Le fantôme de Tennessee Williams plane sur la scène du Théâtre de l’Atelier. Autour d’un thème délicat, la GPA, la dramaturge américaine Jane Andersen souligne la fracture sociale entre riches et pauvres et les incompréhensions qu’elle génère. Prenante, cette pièce douce-amère bénéficie de la mise en scène délicate d’Hélène Vincent, vibrante directrice d’acteurs. Sans jamais verser dans le mélo, elle en fait ressortir les tonalités cruelles.

Deux couples : d’un côté Wanda et Hal triment dans leur caravane et ne parviennent pas à gâter leur petite tribu ; de l’autre côté Rachel et Richard, bien plus aisés, en mal d’enfant. Par le biais d’une petite annonce, la vie du quatuor va être bouleversée…

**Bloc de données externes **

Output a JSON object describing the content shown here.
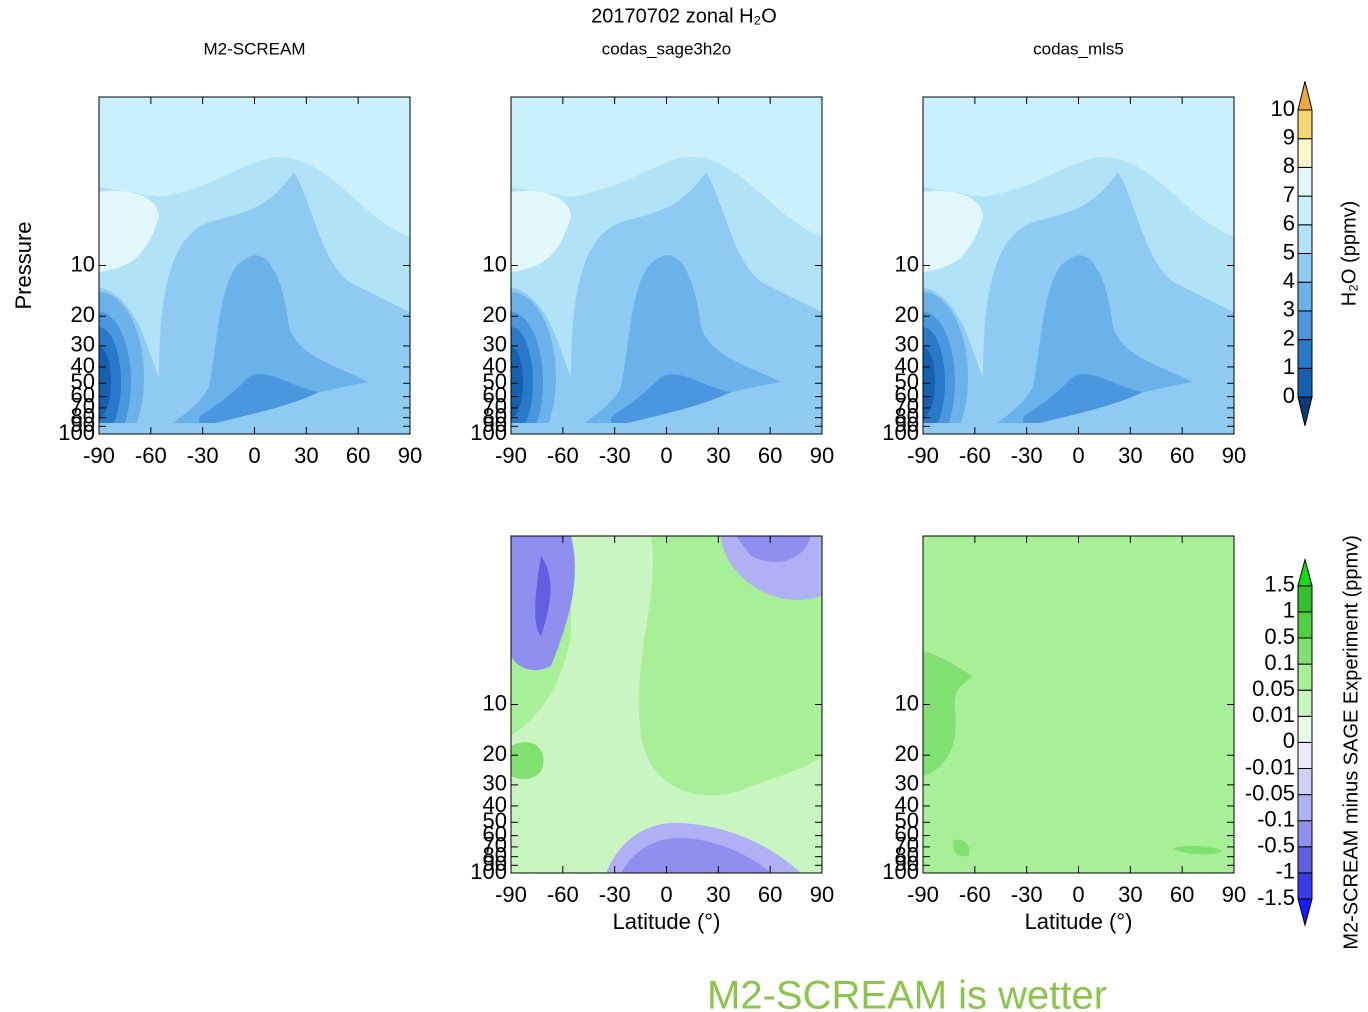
{
  "title": "20170702 zonal H₂O",
  "annotation": "M2-SCREAM is wetter",
  "chart_data": [
    {
      "type": "contour",
      "title": "M2-SCREAM",
      "ylabel": "Pressure",
      "xlim": [
        -90,
        90
      ],
      "xticks": [
        -90,
        -60,
        -30,
        0,
        30,
        60,
        90
      ],
      "ylim": [
        100,
        1
      ],
      "ylog": true,
      "yticks": [
        10,
        20,
        30,
        40,
        50,
        60,
        70,
        80,
        90,
        100
      ]
    },
    {
      "type": "contour",
      "title": "codas_sage3h2o",
      "xlim": [
        -90,
        90
      ],
      "xticks": [
        -90,
        -60,
        -30,
        0,
        30,
        60,
        90
      ],
      "ylim": [
        100,
        1
      ],
      "ylog": true,
      "yticks": [
        10,
        20,
        30,
        40,
        50,
        60,
        70,
        80,
        90,
        100
      ]
    },
    {
      "type": "contour",
      "title": "codas_mls5",
      "xlim": [
        -90,
        90
      ],
      "xticks": [
        -90,
        -60,
        -30,
        0,
        30,
        60,
        90
      ],
      "ylim": [
        100,
        1
      ],
      "ylog": true,
      "yticks": [
        10,
        20,
        30,
        40,
        50,
        60,
        70,
        80,
        90,
        100
      ]
    },
    {
      "type": "contour",
      "xlabel": "Latitude (°)",
      "xlim": [
        -90,
        90
      ],
      "xticks": [
        -90,
        -60,
        -30,
        0,
        30,
        60,
        90
      ],
      "ylim": [
        100,
        1
      ],
      "ylog": true,
      "yticks": [
        10,
        20,
        30,
        40,
        50,
        60,
        70,
        80,
        90,
        100
      ]
    },
    {
      "type": "contour",
      "xlabel": "Latitude (°)",
      "xlim": [
        -90,
        90
      ],
      "xticks": [
        -90,
        -60,
        -30,
        0,
        30,
        60,
        90
      ],
      "ylim": [
        100,
        1
      ],
      "ylog": true,
      "yticks": [
        10,
        20,
        30,
        40,
        50,
        60,
        70,
        80,
        90,
        100
      ]
    }
  ],
  "colorbars": [
    {
      "label": "H₂O (ppmv)",
      "levels": [
        0,
        1,
        2,
        3,
        4,
        5,
        6,
        7,
        8,
        9,
        10
      ],
      "colors": [
        "#0b3a78",
        "#1660b0",
        "#2a78c8",
        "#4a97e0",
        "#6cb2ea",
        "#8fcaf3",
        "#b0e2f8",
        "#c9f0fb",
        "#e3f8fc",
        "#fdf5cc",
        "#f7d870",
        "#f0a840"
      ]
    },
    {
      "label": "M2-SCREAM minus SAGE Experiment (ppmv)",
      "levels": [
        -1.5,
        -1,
        -0.5,
        -0.1,
        -0.05,
        -0.01,
        0,
        0.01,
        0.05,
        0.1,
        0.5,
        1,
        1.5
      ],
      "colors": [
        "#1a1aff",
        "#3a3ae8",
        "#6060e0",
        "#8f8ff0",
        "#b0b0f5",
        "#d0d0f8",
        "#ececfc",
        "#e8fae8",
        "#c8f5c0",
        "#a8f098",
        "#80e070",
        "#50d040",
        "#30c030",
        "#10e010"
      ]
    }
  ]
}
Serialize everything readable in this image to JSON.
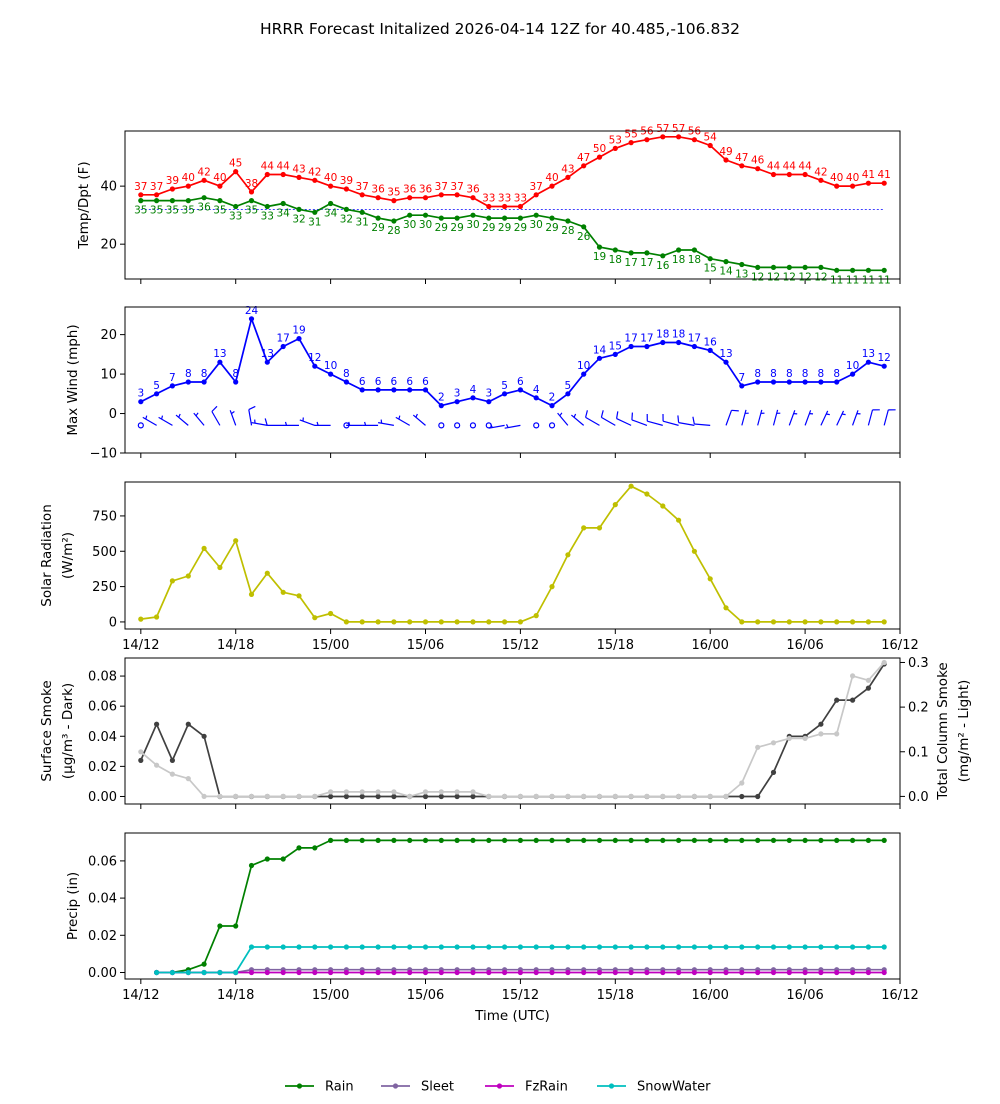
{
  "title": "HRRR Forecast Initalized 2026-04-14 12Z for 40.485,-106.832",
  "colors": {
    "temp": "#ff0000",
    "dewpoint": "#008000",
    "wind": "#0000ff",
    "solar": "#bfbf00",
    "smoke_dark": "#404040",
    "smoke_light": "#c8c8c8",
    "rain": "#008000",
    "sleet": "#8064a2",
    "fzrain": "#bf00bf",
    "snowwater": "#00bfbf"
  },
  "x_axis": {
    "range": [
      -1,
      48
    ],
    "ticks": [
      0,
      6,
      12,
      18,
      24,
      30,
      36,
      42,
      48
    ],
    "tick_labels": [
      "14/12",
      "14/18",
      "15/00",
      "15/06",
      "15/12",
      "15/18",
      "16/00",
      "16/06",
      "16/12"
    ],
    "label": "Time (UTC)"
  },
  "chart_data": [
    {
      "type": "line",
      "panel": "temp",
      "ylabel": "Temp/Dpt (F)",
      "ylim": [
        8,
        59
      ],
      "yticks": [
        20,
        40
      ],
      "ytick_labels": [
        "20",
        "40"
      ],
      "freezing_line": 32,
      "series": [
        {
          "name": "Temperature",
          "labels": true,
          "values": [
            37,
            37,
            39,
            40,
            42,
            40,
            45,
            38,
            44,
            44,
            43,
            42,
            40,
            39,
            37,
            36,
            35,
            36,
            36,
            37,
            37,
            36,
            33,
            33,
            33,
            37,
            40,
            43,
            47,
            50,
            53,
            55,
            56,
            57,
            57,
            56,
            54,
            49,
            47,
            46,
            44,
            44,
            44,
            42,
            40,
            40,
            41,
            41
          ]
        },
        {
          "name": "Dewpoint",
          "labels": true,
          "values": [
            35,
            35,
            35,
            35,
            36,
            35,
            33,
            35,
            33,
            34,
            32,
            31,
            34,
            32,
            31,
            29,
            28,
            30,
            30,
            29,
            29,
            30,
            29,
            29,
            29,
            30,
            29,
            28,
            26,
            19,
            18,
            17,
            17,
            16,
            18,
            18,
            15,
            14,
            13,
            12,
            12,
            12,
            12,
            12,
            11,
            11,
            11,
            11
          ]
        }
      ]
    },
    {
      "type": "line",
      "panel": "wind",
      "ylabel": "Max Wind (mph)",
      "ylim": [
        -10,
        27
      ],
      "yticks": [
        -10,
        0,
        10,
        20
      ],
      "ytick_labels": [
        "−10",
        "0",
        "10",
        "20"
      ],
      "series": [
        {
          "name": "Max Wind",
          "labels": true,
          "values": [
            3,
            5,
            7,
            8,
            8,
            13,
            8,
            24,
            13,
            17,
            19,
            12,
            10,
            8,
            6,
            6,
            6,
            6,
            6,
            2,
            3,
            4,
            3,
            5,
            6,
            4,
            2,
            5,
            10,
            14,
            15,
            17,
            17,
            18,
            18,
            17,
            16,
            13,
            7,
            8,
            8,
            8,
            8,
            8,
            8,
            10,
            13,
            12
          ]
        }
      ],
      "wind_barbs": {
        "y_value": -3,
        "directions": [
          0,
          300,
          300,
          310,
          320,
          330,
          340,
          350,
          280,
          270,
          270,
          290,
          270,
          0,
          270,
          270,
          280,
          300,
          310,
          0,
          0,
          0,
          0,
          260,
          260,
          0,
          0,
          320,
          310,
          300,
          300,
          295,
          290,
          285,
          285,
          280,
          275,
          20,
          15,
          15,
          15,
          20,
          20,
          25,
          25,
          20,
          15,
          15
        ],
        "speeds": [
          0,
          8,
          8,
          8,
          8,
          13,
          8,
          13,
          8,
          13,
          8,
          8,
          8,
          0,
          8,
          8,
          8,
          8,
          8,
          0,
          0,
          0,
          0,
          8,
          8,
          0,
          0,
          8,
          8,
          13,
          13,
          13,
          13,
          13,
          13,
          13,
          13,
          13,
          8,
          8,
          8,
          8,
          8,
          8,
          8,
          8,
          13,
          13
        ]
      }
    },
    {
      "type": "line",
      "panel": "solar",
      "ylabel": "Solar Radiation",
      "ylabel_units": "(W/m²)",
      "ylim": [
        -50,
        990
      ],
      "yticks": [
        0,
        250,
        500,
        750
      ],
      "ytick_labels": [
        "0",
        "250",
        "500",
        "750"
      ],
      "series": [
        {
          "name": "Solar Radiation",
          "values": [
            20,
            35,
            290,
            325,
            520,
            385,
            575,
            195,
            345,
            210,
            185,
            30,
            60,
            0,
            0,
            0,
            0,
            0,
            0,
            0,
            0,
            0,
            0,
            0,
            0,
            45,
            250,
            475,
            665,
            665,
            830,
            960,
            905,
            820,
            720,
            500,
            305,
            100,
            0,
            0,
            0,
            0,
            0,
            0,
            0,
            0,
            0,
            0
          ]
        }
      ]
    },
    {
      "type": "line",
      "panel": "smoke",
      "ylabel": "Surface Smoke",
      "ylabel_units": "(μg/m³ - Dark)",
      "ylim": [
        -0.005,
        0.092
      ],
      "yticks": [
        0,
        0.02,
        0.04,
        0.06,
        0.08
      ],
      "ytick_labels": [
        "0.00",
        "0.02",
        "0.04",
        "0.06",
        "0.08"
      ],
      "y2label": "Total Column Smoke",
      "y2label_units": "(mg/m² - Light)",
      "y2lim": [
        -0.017,
        0.31
      ],
      "y2ticks": [
        0,
        0.1,
        0.2,
        0.3
      ],
      "y2tick_labels": [
        "0.0",
        "0.1",
        "0.2",
        "0.3"
      ],
      "series": [
        {
          "name": "Surface Smoke",
          "axis": "left",
          "values": [
            0.024,
            0.048,
            0.024,
            0.048,
            0.04,
            0,
            0,
            0,
            0,
            0,
            0,
            0,
            0,
            0,
            0,
            0,
            0,
            0,
            0,
            0,
            0,
            0,
            0,
            0,
            0,
            0,
            0,
            0,
            0,
            0,
            0,
            0,
            0,
            0,
            0,
            0,
            0,
            0,
            0,
            0,
            0.016,
            0.04,
            0.04,
            0.048,
            0.064,
            0.064,
            0.072,
            0.088
          ]
        },
        {
          "name": "Total Column Smoke",
          "axis": "right",
          "values": [
            0.1,
            0.07,
            0.05,
            0.04,
            0,
            0,
            0,
            0,
            0,
            0,
            0,
            0,
            0.01,
            0.01,
            0.01,
            0.01,
            0.01,
            0,
            0.01,
            0.01,
            0.01,
            0.01,
            0,
            0,
            0,
            0,
            0,
            0,
            0,
            0,
            0,
            0,
            0,
            0,
            0,
            0,
            0,
            0,
            0.03,
            0.11,
            0.12,
            0.13,
            0.13,
            0.14,
            0.14,
            0.27,
            0.26,
            0.3
          ]
        }
      ]
    },
    {
      "type": "line",
      "panel": "precip",
      "ylabel": "Precip (in)",
      "ylim": [
        -0.0035,
        0.075
      ],
      "yticks": [
        0,
        0.02,
        0.04,
        0.06
      ],
      "ytick_labels": [
        "0.00",
        "0.02",
        "0.04",
        "0.06"
      ],
      "x_start": 1,
      "series": [
        {
          "name": "Rain",
          "values": [
            0,
            0,
            0.0015,
            0.0045,
            0.025,
            0.025,
            0.0575,
            0.061,
            0.061,
            0.067,
            0.067,
            0.071,
            0.071,
            0.071,
            0.071,
            0.071,
            0.071,
            0.071,
            0.071,
            0.071,
            0.071,
            0.071,
            0.071,
            0.071,
            0.071,
            0.071,
            0.071,
            0.071,
            0.071,
            0.071,
            0.071,
            0.071,
            0.071,
            0.071,
            0.071,
            0.071,
            0.071,
            0.071,
            0.071,
            0.071,
            0.071,
            0.071,
            0.071,
            0.071,
            0.071,
            0.071,
            0.071
          ]
        },
        {
          "name": "Sleet",
          "values": [
            0,
            0,
            0,
            0,
            0,
            0,
            0.0015,
            0.0015,
            0.0015,
            0.0015,
            0.0015,
            0.0015,
            0.0015,
            0.0015,
            0.0015,
            0.0015,
            0.0015,
            0.0015,
            0.0015,
            0.0015,
            0.0015,
            0.0015,
            0.0015,
            0.0015,
            0.0015,
            0.0015,
            0.0015,
            0.0015,
            0.0015,
            0.0015,
            0.0015,
            0.0015,
            0.0015,
            0.0015,
            0.0015,
            0.0015,
            0.0015,
            0.0015,
            0.0015,
            0.0015,
            0.0015,
            0.0015,
            0.0015,
            0.0015,
            0.0015,
            0.0015,
            0.0015
          ]
        },
        {
          "name": "FzRain",
          "values": [
            0,
            0,
            0,
            0,
            0,
            0,
            0,
            0,
            0,
            0,
            0,
            0,
            0,
            0,
            0,
            0,
            0,
            0,
            0,
            0,
            0,
            0,
            0,
            0,
            0,
            0,
            0,
            0,
            0,
            0,
            0,
            0,
            0,
            0,
            0,
            0,
            0,
            0,
            0,
            0,
            0,
            0,
            0,
            0,
            0,
            0,
            0
          ]
        },
        {
          "name": "SnowWater",
          "values": [
            0,
            0,
            0,
            0,
            0,
            0,
            0.0137,
            0.0137,
            0.0137,
            0.0137,
            0.0137,
            0.0137,
            0.0137,
            0.0137,
            0.0137,
            0.0137,
            0.0137,
            0.0137,
            0.0137,
            0.0137,
            0.0137,
            0.0137,
            0.0137,
            0.0137,
            0.0137,
            0.0137,
            0.0137,
            0.0137,
            0.0137,
            0.0137,
            0.0137,
            0.0137,
            0.0137,
            0.0137,
            0.0137,
            0.0137,
            0.0137,
            0.0137,
            0.0137,
            0.0137,
            0.0137,
            0.0137,
            0.0137,
            0.0137,
            0.0137,
            0.0137,
            0.0137
          ]
        }
      ]
    }
  ],
  "legend": {
    "position": "bottom-center",
    "items": [
      "Rain",
      "Sleet",
      "FzRain",
      "SnowWater"
    ]
  }
}
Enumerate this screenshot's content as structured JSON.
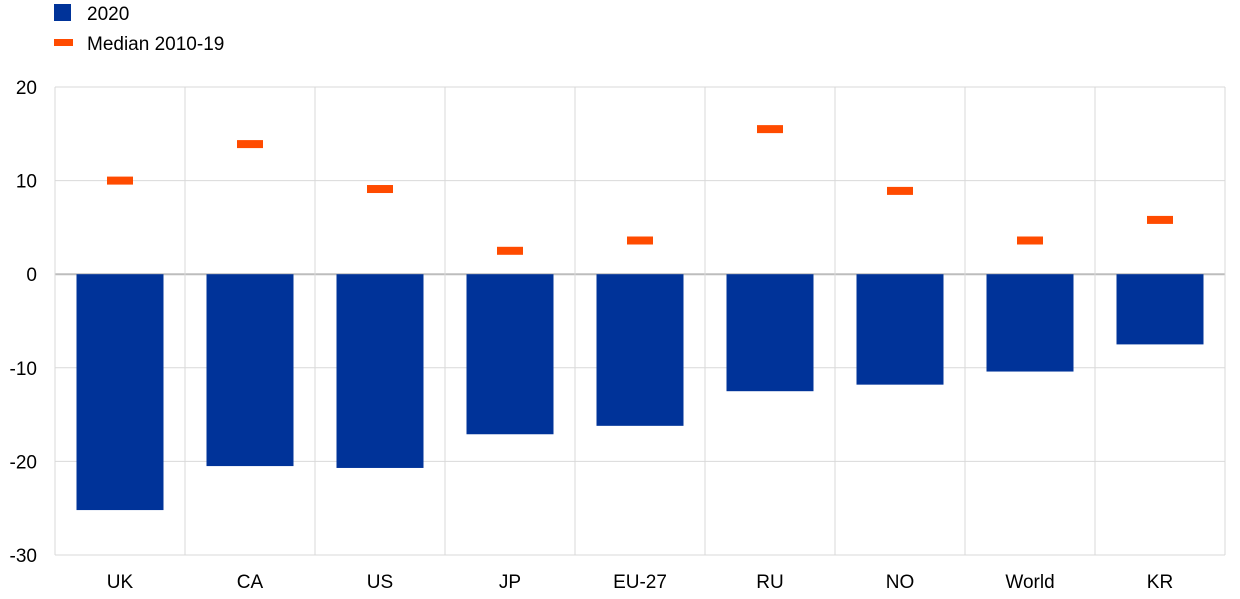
{
  "chart_data": {
    "type": "bar",
    "categories": [
      "UK",
      "CA",
      "US",
      "JP",
      "EU-27",
      "RU",
      "NO",
      "World",
      "KR"
    ],
    "series": [
      {
        "name": "2020",
        "kind": "bar",
        "color": "#003399",
        "values": [
          -25.2,
          -20.5,
          -20.7,
          -17.1,
          -16.2,
          -12.5,
          -11.8,
          -10.4,
          -7.5
        ]
      },
      {
        "name": "Median 2010-19",
        "kind": "marker",
        "color": "#ff4b00",
        "values": [
          10.0,
          13.9,
          9.1,
          2.5,
          3.6,
          15.5,
          8.9,
          3.6,
          5.8
        ]
      }
    ],
    "ylim": [
      -30,
      20
    ],
    "yticks": [
      20,
      10,
      0,
      -10,
      -20,
      -30
    ],
    "grid": true,
    "legend_position": "top-left",
    "title": "",
    "xlabel": "",
    "ylabel": ""
  }
}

Difficile de cataloguer Baby dans un genre précis. À mi-chemin entre la comédie et le drame, on se laisse surprendre par cette histoire bien ficelée et bien écrite. Jouant sur les contrastes de caractère, sans caricature aucune, la pièce dessine surtout de formidables personnages féminins.

Moiteur dérangeante
L’apprivoisement compliqué entre Wanda et Rachel occupe tout le premier acte : la première accepte à contre-coeur de vendre son futur bébé à la seconde. Comment dès lors parvenir à établir une relation cordiale ? Isabelle Carré, éternelle adolescente, imprime une tendre et énergique dignité à son personnage de mère courage. Sa franchise fait mouche. Camille Japy, elle, habituée aux rôles de bourgeoise coincée, baigne dans son élément. Il faut l’observer en train de lancer des regards exaspérés voire apeurés face au mode de vie précaire Wanda. Leur échange savoureux donne du piquant à l’ensemble.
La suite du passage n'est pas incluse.